Corsi dai miei amici e collaboratori Tonino Guerra e Raffaele La
Capria: furono d’accordo sulle mie riflessioni, ma rimasero sbalorditi
quando dissi loro che sarei partito subito, senza perdere tempo, per
Cuba.
[A L’Avana] mi tennero a bagnomaria: mi facevano incontrare
gli studenti, i cineasti, mi portavano in giro, vedevo film dell’America
Latina, spettacoli, sentivo jazz che era proibito, andavo a vedere
lotte di galli, anche quelle proibite, ma non si entrava mai
nell’argomento che a me interessava: il film. Il Che era morto da appena
una ventina di giorni e La Habana era tappezzata di suoi ritratti
listati a lutto; si parlava solo di quello, ovviamente. E posso capire
che un pazzo che si era precipitato lì per voler fare un film sul
personaggio più scottante allora nel mondo, potesse costituire un
problema quasi insolubile in una società a struttura comunista. Ma io,
ingenuo, fino a un certo punto però, avevo voluto agire come mi ero
comportato con la struttura della società mafiosa, quando avevo fatto
Salvatore Giuliano: disarmarli provocandoli con un comportamento chiaro e
controllabile alla luce del sole. Ma gli ostacoli erano tanti. Prima di
tutto essere sicuri di come io la pensavo veramente. E di qua, la
necessità di «consegnarmi in caserma », l’hotel Habana Libre. Il
pretesto della lunga consegna era l’appuntamento con Fidel che non
arrivava mai.
Erano passati ormai venti giorni: m’ero stufato,
volevo andar via. Quando arriva Tutino (Saverio Tutino, corrispondente
dell’Unità, ndr) e mi dice misterioso: «Scendi! C’è il ministro della
Cultura che ti aspetta ». Il ministro arriva in Giulietta (le auto le
avevano solo i dirigenti). Carica me e Saverio. Comincia a correre per
La Habana in un itinerario tortuoso come per una gimcana: capisco che fa
così per far perdere le tracce a un eventuale inseguitore; arriviamo
finalmente a casa sua.
Un momento di silenzio, poi « Olà, Rosi! »

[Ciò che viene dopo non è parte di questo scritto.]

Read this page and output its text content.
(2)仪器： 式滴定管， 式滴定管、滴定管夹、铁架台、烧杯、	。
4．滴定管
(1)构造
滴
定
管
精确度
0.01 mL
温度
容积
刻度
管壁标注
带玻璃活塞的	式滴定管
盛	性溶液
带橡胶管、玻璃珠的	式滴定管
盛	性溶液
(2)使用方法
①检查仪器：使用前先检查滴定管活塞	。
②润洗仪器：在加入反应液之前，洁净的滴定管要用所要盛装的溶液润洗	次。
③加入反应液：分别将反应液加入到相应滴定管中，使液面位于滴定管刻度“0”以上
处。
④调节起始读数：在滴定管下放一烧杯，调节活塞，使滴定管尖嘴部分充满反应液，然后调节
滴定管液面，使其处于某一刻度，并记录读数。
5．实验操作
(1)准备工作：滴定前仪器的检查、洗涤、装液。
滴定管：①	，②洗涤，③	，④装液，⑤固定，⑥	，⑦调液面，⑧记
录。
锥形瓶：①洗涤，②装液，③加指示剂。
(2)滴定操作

ed entra… Federico Fellini. Fidel è come Federico con la barba, è alto
come lui, ha la stessa corpulenza, la stessa voce; la stessa voglia di
piacerti e di inchiodarti al suo “charme”; è bugiardo come lui, e come
lui geniale, parlatore irresistibile, canaglia e disarmato allo stesso
tempo. Qualsiasi cosa si pensi di Castro, è impossibile non restare
affascinati dall’uomo. È il patriarca di Márquez, l’ultimo dittatore
dell’America Latina, e allo stesso tempo il capo di una leggendaria
rivoluzione che, al tempo, aveva fatto sperare che il socialismo
democratico e liberale potesse essere realizzato anche nei Paesi a
conduzione comunista.
Fidel parlò di agricoltura, di vacche da
latte, di caffè, di zucchero, tutti problemi fondamentali sui quali
aveva puntato per lo sviluppo del Paese; di economia, di Sartre, di
Hemingway, di baseball, e poi mi disse: «Se la moglie è d’accordo, tu il
film sul Che lo puoi fare». Ci lasciammo demandando la decisione ultima
al Comitato politico che si occupava di tutte le attività che
riguardavano la persona del Che. E intanto avrei visto Aleida, la
seconda moglie del Che. L’incontro andò bene, ma anche Aleida si
rimetteva alle decisioni del Comitato e di Fidel.
La scommessa era
quasi impossibile, ma ero riuscito a girare nei luoghi della verità
impenetrabile di Salvatore Giuliano, sotto gli occhi della mafia, perché
non avrei dovuto riuscirci qui? Sbagliavo non nei calcoli, ma nel
giudizio: di fronte ai politici la mafia è uno scherzo.